If you really go for it and want to try making shooting heads - the weight of the head will be just slightly less than the weight of the line you can comfortably carry with a full line. Most of us were casting 60 to 70+ feet of line at the weekend (probably restricted by windy conditions) to optimize a 30ft shooting head you would aim to be slightly under the weight of line in that section of line - around 1.3 to 1.5 times the weight at the given AFTMA (AFFTA) weight - which is two to three line weights heavier than the rating however you are working, bending, the rod against no more weight than when you use a full line.

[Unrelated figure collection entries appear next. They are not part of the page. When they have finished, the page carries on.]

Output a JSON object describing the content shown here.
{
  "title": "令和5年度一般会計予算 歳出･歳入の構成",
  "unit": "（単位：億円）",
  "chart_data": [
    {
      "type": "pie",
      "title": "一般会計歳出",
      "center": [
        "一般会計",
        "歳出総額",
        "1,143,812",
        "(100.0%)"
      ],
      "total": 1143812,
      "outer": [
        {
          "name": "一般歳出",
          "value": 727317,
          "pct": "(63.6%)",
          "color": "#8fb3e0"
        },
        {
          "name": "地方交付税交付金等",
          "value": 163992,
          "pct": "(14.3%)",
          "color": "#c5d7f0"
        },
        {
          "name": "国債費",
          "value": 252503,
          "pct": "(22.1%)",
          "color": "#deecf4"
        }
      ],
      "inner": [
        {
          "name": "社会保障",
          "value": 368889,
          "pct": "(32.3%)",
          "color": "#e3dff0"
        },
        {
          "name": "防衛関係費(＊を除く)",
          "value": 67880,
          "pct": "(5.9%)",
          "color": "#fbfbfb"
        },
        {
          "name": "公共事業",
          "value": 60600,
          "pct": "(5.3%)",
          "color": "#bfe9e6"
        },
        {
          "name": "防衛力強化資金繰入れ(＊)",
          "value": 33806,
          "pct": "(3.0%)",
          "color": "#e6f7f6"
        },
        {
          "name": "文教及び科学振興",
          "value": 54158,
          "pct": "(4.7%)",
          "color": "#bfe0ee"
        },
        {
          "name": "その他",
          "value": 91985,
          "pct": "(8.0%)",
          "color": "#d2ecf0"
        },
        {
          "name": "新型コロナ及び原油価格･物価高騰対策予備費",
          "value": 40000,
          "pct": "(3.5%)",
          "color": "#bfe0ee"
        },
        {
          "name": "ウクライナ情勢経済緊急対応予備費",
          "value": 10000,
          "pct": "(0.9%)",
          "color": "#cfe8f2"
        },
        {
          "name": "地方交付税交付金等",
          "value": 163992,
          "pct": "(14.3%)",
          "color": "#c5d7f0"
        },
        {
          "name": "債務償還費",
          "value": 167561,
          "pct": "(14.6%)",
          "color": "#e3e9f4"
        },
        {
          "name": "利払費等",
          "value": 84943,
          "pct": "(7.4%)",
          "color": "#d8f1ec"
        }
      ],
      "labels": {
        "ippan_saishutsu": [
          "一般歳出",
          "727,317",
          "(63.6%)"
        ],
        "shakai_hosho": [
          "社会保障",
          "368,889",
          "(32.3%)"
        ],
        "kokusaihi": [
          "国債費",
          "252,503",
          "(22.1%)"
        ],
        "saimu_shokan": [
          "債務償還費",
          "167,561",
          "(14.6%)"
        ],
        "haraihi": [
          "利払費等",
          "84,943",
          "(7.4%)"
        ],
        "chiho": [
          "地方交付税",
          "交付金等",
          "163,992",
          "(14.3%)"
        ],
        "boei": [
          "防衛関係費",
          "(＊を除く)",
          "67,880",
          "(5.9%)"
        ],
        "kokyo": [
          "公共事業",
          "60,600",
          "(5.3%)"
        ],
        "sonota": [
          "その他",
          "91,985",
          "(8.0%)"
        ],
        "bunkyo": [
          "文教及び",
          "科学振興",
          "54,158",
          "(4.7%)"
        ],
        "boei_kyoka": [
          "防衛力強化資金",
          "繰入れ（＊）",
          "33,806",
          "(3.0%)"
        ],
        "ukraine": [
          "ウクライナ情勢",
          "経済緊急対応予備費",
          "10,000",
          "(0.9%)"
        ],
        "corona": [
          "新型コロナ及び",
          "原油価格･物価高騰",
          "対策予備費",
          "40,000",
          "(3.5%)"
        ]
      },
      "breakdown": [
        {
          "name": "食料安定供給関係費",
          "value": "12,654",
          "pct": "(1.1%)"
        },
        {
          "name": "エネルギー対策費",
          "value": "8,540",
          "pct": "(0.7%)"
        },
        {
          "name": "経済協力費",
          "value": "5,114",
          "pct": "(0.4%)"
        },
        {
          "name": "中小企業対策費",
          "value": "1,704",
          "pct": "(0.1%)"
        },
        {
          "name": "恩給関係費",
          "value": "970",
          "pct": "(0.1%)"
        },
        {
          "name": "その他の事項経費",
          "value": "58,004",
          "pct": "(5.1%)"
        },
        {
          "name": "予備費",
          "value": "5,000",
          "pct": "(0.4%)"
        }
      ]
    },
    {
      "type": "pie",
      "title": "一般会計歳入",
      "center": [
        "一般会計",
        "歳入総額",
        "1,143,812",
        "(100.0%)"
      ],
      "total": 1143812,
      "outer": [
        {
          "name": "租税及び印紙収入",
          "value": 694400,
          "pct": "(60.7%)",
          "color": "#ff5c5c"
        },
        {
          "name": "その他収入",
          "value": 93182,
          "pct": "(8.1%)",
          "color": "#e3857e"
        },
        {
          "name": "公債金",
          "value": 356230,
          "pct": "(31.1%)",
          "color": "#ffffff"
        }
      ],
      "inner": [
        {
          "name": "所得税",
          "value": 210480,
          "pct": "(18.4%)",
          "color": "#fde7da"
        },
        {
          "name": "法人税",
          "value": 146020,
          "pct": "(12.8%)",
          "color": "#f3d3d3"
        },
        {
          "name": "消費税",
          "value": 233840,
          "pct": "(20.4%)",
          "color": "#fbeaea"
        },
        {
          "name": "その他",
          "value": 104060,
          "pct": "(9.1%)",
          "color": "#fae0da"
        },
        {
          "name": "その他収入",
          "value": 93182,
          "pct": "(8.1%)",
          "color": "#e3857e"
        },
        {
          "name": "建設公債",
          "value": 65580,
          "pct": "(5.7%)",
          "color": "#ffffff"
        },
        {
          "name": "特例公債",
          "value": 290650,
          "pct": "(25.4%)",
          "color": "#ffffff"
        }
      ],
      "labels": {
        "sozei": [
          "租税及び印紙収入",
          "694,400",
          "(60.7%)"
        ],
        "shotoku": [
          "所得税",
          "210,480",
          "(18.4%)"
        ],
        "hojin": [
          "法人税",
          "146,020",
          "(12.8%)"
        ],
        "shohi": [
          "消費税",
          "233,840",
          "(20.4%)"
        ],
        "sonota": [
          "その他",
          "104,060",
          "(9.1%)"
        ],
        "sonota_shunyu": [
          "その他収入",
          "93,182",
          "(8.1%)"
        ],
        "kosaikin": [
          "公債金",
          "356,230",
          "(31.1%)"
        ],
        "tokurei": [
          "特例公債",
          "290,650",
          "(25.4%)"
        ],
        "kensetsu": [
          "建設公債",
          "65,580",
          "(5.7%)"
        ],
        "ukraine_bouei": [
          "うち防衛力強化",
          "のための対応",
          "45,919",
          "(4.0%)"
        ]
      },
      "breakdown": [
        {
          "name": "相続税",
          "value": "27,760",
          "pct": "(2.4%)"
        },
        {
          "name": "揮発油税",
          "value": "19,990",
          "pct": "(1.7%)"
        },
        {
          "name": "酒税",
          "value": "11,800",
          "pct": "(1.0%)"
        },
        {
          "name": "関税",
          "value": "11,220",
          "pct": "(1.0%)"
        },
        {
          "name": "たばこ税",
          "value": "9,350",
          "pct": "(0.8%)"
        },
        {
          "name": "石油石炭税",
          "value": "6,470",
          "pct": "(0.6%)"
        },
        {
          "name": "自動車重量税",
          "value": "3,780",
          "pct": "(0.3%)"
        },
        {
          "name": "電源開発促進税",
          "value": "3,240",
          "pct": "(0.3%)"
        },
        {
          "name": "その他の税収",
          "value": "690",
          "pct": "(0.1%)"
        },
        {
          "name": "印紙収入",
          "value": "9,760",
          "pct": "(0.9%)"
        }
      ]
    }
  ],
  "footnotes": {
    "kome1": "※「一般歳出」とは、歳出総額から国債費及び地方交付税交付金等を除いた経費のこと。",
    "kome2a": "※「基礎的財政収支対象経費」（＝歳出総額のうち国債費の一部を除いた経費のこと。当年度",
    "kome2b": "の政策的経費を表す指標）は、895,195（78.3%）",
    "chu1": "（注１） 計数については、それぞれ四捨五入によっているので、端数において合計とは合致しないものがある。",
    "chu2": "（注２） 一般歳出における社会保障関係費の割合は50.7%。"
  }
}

Building on Magnus' advice....
...when buying PRE MADE shooting heads, some manufacturers such as Rio, Airflo and a few others manufacture the head to the correct weight, so for example, my 10 weight Pike rod takes a Rio 10 weight shooting head but a 12 weight cortland that I made from a DT line. I know a few folk that have been caught out by that one.
Also, you can go a bit mad and go up say 4 line sizes but reduce the length of head to say 20 feet. This is useful if you fish waters with a restricted back cast. Not pretty to cast, but it can be useful in extreme situations (like when fishing off of the rocks for sea fish and you have a cliff behind you. This works well for level lead core if you want to go deep and far.
Alternatively, get a Rio Outbound or an Airflo 40+ line and there you have a shooting head bonded to a running line with a nice smooth joint with no noise in the rings and greately reduced hinging if you get a wee bit too much running line out the tip.
ps. What every happened to level taper fly lines? I remember them..just.